Japan urged to remember its WWII crimes at Hiroshima atomic bombing anniversary
Updated 12:42, 09-Aug-2018
CGTN
["china"]
Japan on Monday marked the 73rd anniversary of the atomic bombing of Hiroshima, with its mayor telling thousands of observers that there should be a world without nuclear weapons.
"If the human family forgets history or stops confronting it, we could again commit a terrible error," Mayor Kazumi Matsui said at the ceremony.
Hiroshima Mayor Kazumi Matsui (R) offers a new list of A-bomb dead, including individuals who died since last year's anniversary from the side effects of radiation, during the 73rd-anniversary memorial service for the atomic bomb victims at the Peace Memorial Park in Hiroshima on August 6, 2018. /VCG Photo

Hiroshima Mayor Kazumi Matsui (R) offers a new list of A-bomb dead, including individuals who died since last year's anniversary from the side effects of radiation, during the 73rd-anniversary memorial service for the atomic bomb victims at the Peace Memorial Park in Hiroshima on August 6, 2018. /VCG Photo

Survivors of the bombing known as hibakusha were also in attendance at the annual ceremony.
Some of the hibakusha, many now aged over 82, have been working with the International Campaign to Abolish Nuclear Weapons to help a treaty to be adopted by the UN to ban nuclear weapons.
However, Japan has not become a signatory to the Treaty on the Prohibition of Nuclear Weapons which came into effect in July 2017.
UN Secretary-General Antonio Guterres said in his message during the ceremony that Hiroshima's legacy is one of "resilience" and sought continued moral support from the hibakusha survivors for efforts in promoting the ban of nuclear weapons.
 Visitors lay flowers and pray for the atomic bomb victims in front of the cenotaph at the Hiroshima Peace Memorial Park in Hiroshima, western Japan on August 6, 2018. /VCG Photo

 Visitors lay flowers and pray for the atomic bomb victims in front of the cenotaph at the Hiroshima Peace Memorial Park in Hiroshima, western Japan on August 6, 2018. /VCG Photo

But with years past and, perhaps, for those in the future, while Japan has a tendency to focus solely on the inward tragedy that nuclear and chemical warfare has inflicted on it, many experts hope that Japan will also take the time to remember that its own involvement in World War II had also brought immeasurable suffering.
For example, the Imperial Japanese Army's notorious Unit 731, which was based in the Pingfang district of Harbin, the largest city than in northeast China, was set up around 1936 and conducted vivisection experiments on live human beings to test germ-releasing bombs and chemical bombs, among other criminal atrocities.
The unit became Japan's top-secret biological and chemical warfare research base and operated as the nerve center of Japanese biological warfare in China and Southeast Asia during World War II.
The Hiroshima Atomic Bomb dome (front L) and Peace Memorial Park (C) are seen as people attend the 73rd-anniversary memorial service for the atomic bomb victims in Hiroshima on August 6, 2018. /VCG Photo

The Hiroshima Atomic Bomb dome (front L) and Peace Memorial Park (C) are seen as people attend the 73rd-anniversary memorial service for the atomic bomb victims in Hiroshima on August 6, 2018. /VCG Photo

At least 3,000 people, mostly Chinese, were used for human experimentation by Unit 731, along with a small percentage of Soviets, Mongolians, Koreans, and soldiers of the Allied Forces who had been taken captive.

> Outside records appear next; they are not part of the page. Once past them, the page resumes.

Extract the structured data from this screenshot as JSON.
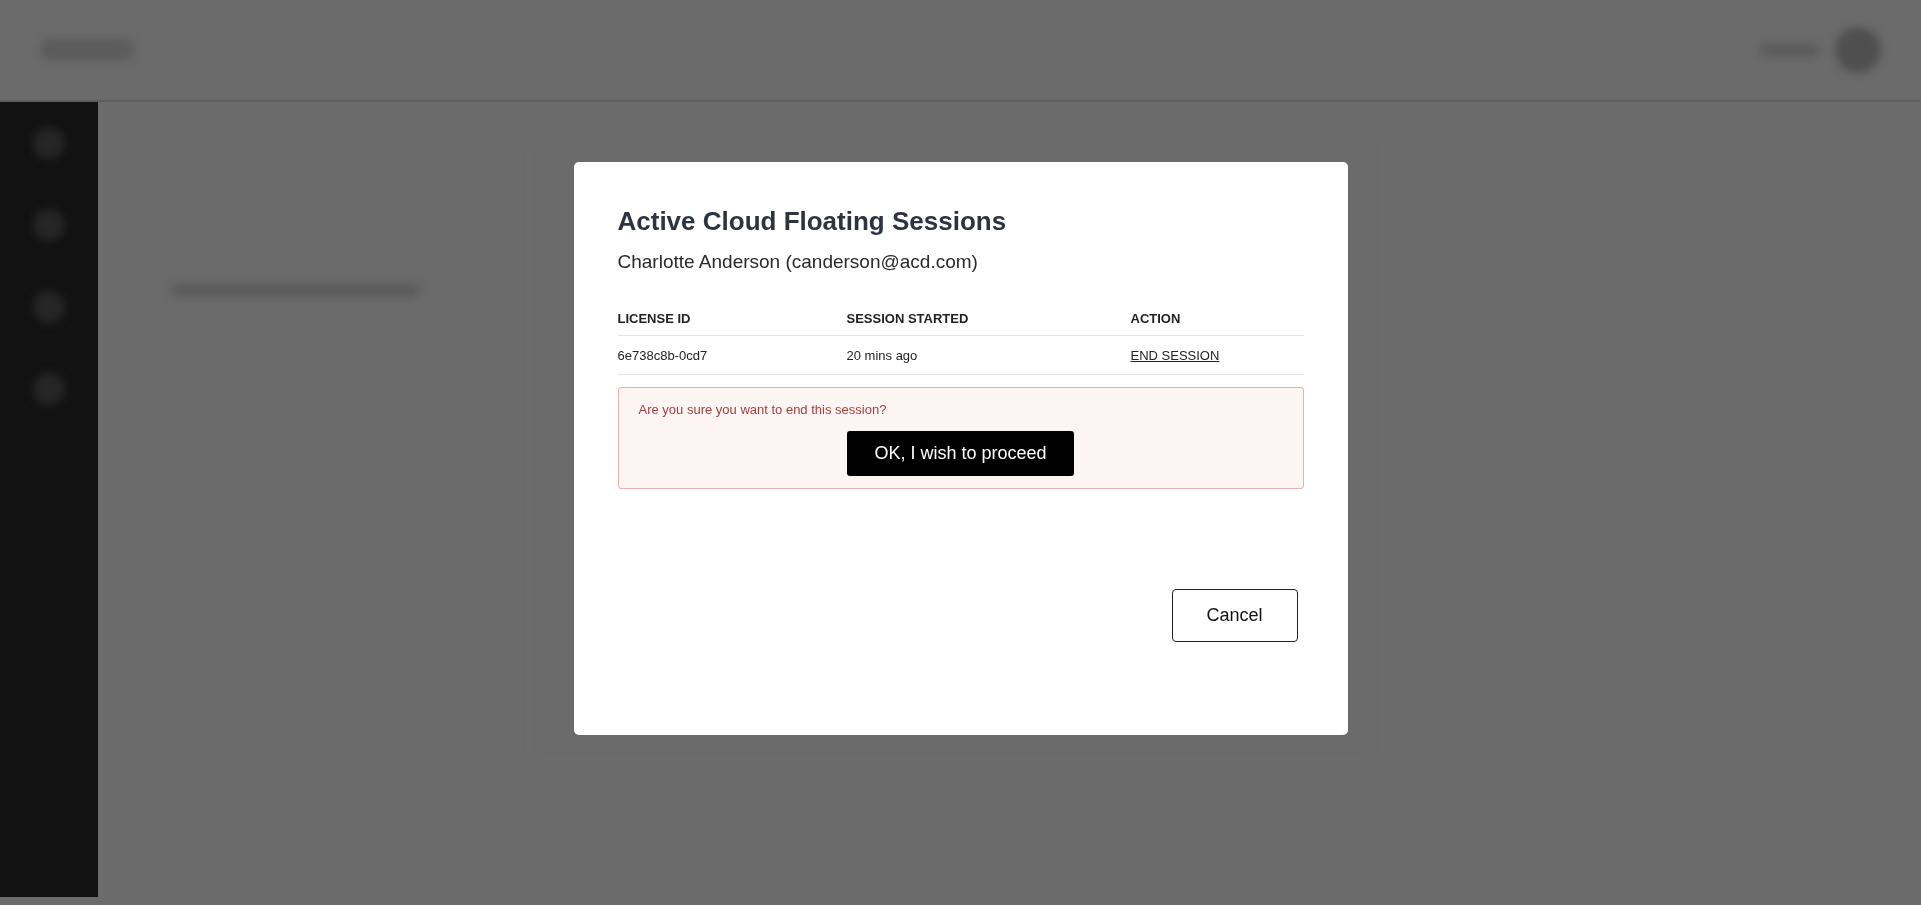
{
  "dialog": {
    "title": "Active Cloud Floating Sessions",
    "user": "Charlotte Anderson (canderson@acd.com)",
    "table": {
      "columns": [
        "LICENSE ID",
        "SESSION STARTED",
        "ACTION"
      ],
      "rows": [
        {
          "license_id": "6e738c8b-0cd7",
          "session_started": "20 mins ago",
          "action": "END SESSION"
        }
      ]
    },
    "confirm": {
      "message": "Are you sure you want to end this session?",
      "button": "OK, I wish to proceed"
    },
    "cancel_button": "Cancel"
  }
}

Some of those killed in ways unimaginable were just children.
More than 300,000 people across China were killed by Japan's biological weapons during WWII.
The notorious Unit 731 managed to keep its atrocities largely concealed due to the International Military Tribunal for the Far East not prosecuting the unit's commanders under the condition they handed over the germ warfare data to the United States.
Visitors look at a scene of human experiments at the Unit 731 museum in Harbin, northeast China's Heilongjiang Province on January 7, 2015. /VCG Photo

Visitors look at a scene of human experiments at the Unit 731 museum in Harbin, northeast China's Heilongjiang Province on January 7, 2015. /VCG Photo

Right-wing forces in Japan have also, since the unit's abominable crimes committed before and during WWII, attempted to sequester the facts of the unit, going as far as denying its actual existence, despite an NHK documentary drawing local and international attention to the travesties and the names and positions of hundreds of those working at the unit being officially released recently.
To accelerate Japan's surrender in the WWII, the US forces dropped two atomic bombs, on Hiroshima and Nagasaki on August 6 and August 9, 1945, respectively. Japan surrendered to the Allied Forces on August 15, 1945, bringing an end to WWII.